One of my colleagues at ThoughtWorks published his first book last year called the Retrospective Handbook. It’s a great tool for people thinking about facilitating or wanting to hone their skills facilitating Agile retrospectives.
You can buy it here on Amazon or on Leanpub
I thought it was great… I’ve listed out here some of the things that the book covers that I really liked.
- The right context for Retrospectives
- The effect that team dynamics and environment have on the success of a retrospective
- Lots of practical advice
- How to prepare and set up a retrospective. Right down to the kinds of pens and paper best to use.
- Lots of examples of language to use in specific situations
- The importance of independent facilitators and advice on what to do if thats not possible and a team member facilitates.
- Great tips for facilitators
- How to help achieve equal participation from everyone.
- How to handle anti-patterns from participants
- Importance of observing body language as a facilitator and realising that there are many more things to ‘listen to’ of you participants that just what they are speaking out loud.
- A whole section on Distributed Retrospectives
- Your job is not done once people have left the room. There are a bunch of necessary things that need to get done after the retro is over.
- 8 Common retrospective smells
I’m a big fan of the Retrospective. I think it’s so important to take time to look back and reflect on how things have been going, and think about how to make things better on your team. There are heaps of different kinds of retrospectives for different occasions and to enable you look at your from lots of different angles.
Regular retrospectives will open up great communication between team members and make it easier to talk about issues and successes.
However, you can’t reap the full benefits of retrospectives if nothing changes afterwards. If the team feels like they are losing an hour of their lives to retrospect and then nothing happens they aren’t going to be keen to have one again.
Some things that I think are important:
- Retrospectives should happen regularly. Every 1-2 weeks AT LEAST. More than that and the feedback cycle is too long, the retrospective will likely take hours because so much stuff has built up.
- Keep them energetic, change up the format often and get different team members to facilitate and take ownership.
- Keep them constructive, follow the prime directive and ensure that there are action items that have owners and are achievable.
I recently joined a team that was feeling quite disillusioned with their retrospectives. They were every 3-4 weeks, and the same issues came up time and time again. Nothing was changing and the team was frustrated. On my second day on the team we had a session and everyone was grumbling before we had even started, that it was pointless. It broke my heart.
I felt like there was a massive lack of visibility to the items that had come up, no ownership and no follow-up.
So I got hold of the items that had come up and created a Retrospectives Action Items board that lists all of the action items, their owners and equally as importantly, which ones we have actually achieved so that the team can see that we are making headway.

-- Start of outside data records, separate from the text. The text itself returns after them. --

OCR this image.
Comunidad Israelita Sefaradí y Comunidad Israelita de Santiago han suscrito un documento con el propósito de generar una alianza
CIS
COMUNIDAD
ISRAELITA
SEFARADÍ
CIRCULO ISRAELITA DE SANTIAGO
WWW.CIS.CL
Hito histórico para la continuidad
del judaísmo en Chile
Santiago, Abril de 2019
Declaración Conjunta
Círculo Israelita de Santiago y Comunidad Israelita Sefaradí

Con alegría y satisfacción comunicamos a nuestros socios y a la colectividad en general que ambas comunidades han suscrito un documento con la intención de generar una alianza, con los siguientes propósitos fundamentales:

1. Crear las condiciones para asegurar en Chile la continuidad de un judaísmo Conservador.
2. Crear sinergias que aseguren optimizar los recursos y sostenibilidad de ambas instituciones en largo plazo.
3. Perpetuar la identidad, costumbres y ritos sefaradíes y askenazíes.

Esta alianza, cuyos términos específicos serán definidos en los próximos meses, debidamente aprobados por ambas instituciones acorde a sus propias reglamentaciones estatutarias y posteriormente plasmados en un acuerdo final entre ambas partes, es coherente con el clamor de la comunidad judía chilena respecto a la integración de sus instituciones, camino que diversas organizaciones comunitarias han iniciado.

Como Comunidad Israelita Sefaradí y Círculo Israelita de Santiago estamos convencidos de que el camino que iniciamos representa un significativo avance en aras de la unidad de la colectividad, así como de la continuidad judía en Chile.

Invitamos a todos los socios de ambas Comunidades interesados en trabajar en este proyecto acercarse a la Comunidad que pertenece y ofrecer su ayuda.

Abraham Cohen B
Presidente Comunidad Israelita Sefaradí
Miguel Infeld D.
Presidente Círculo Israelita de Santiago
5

This board lives next to the story wall where we hold standup so that we can talk about the items every few days, see progress (or lack there of) and provide a friendly reminder. (My crafting skills pale in insignificance compared to some of my past team mates, so sorry about that!)
- Ensure the whole team can see the action items and who’s responsible for making each one happen.
- Regularly bring action items up and check progress during standup, remove any blockers if necessary.
- Celebrate the items that do get done.
So far this has worked pretty well. I already feel there is a better energy and things are changing as a result of our last retrospective. Next mission, get them to happen much more often!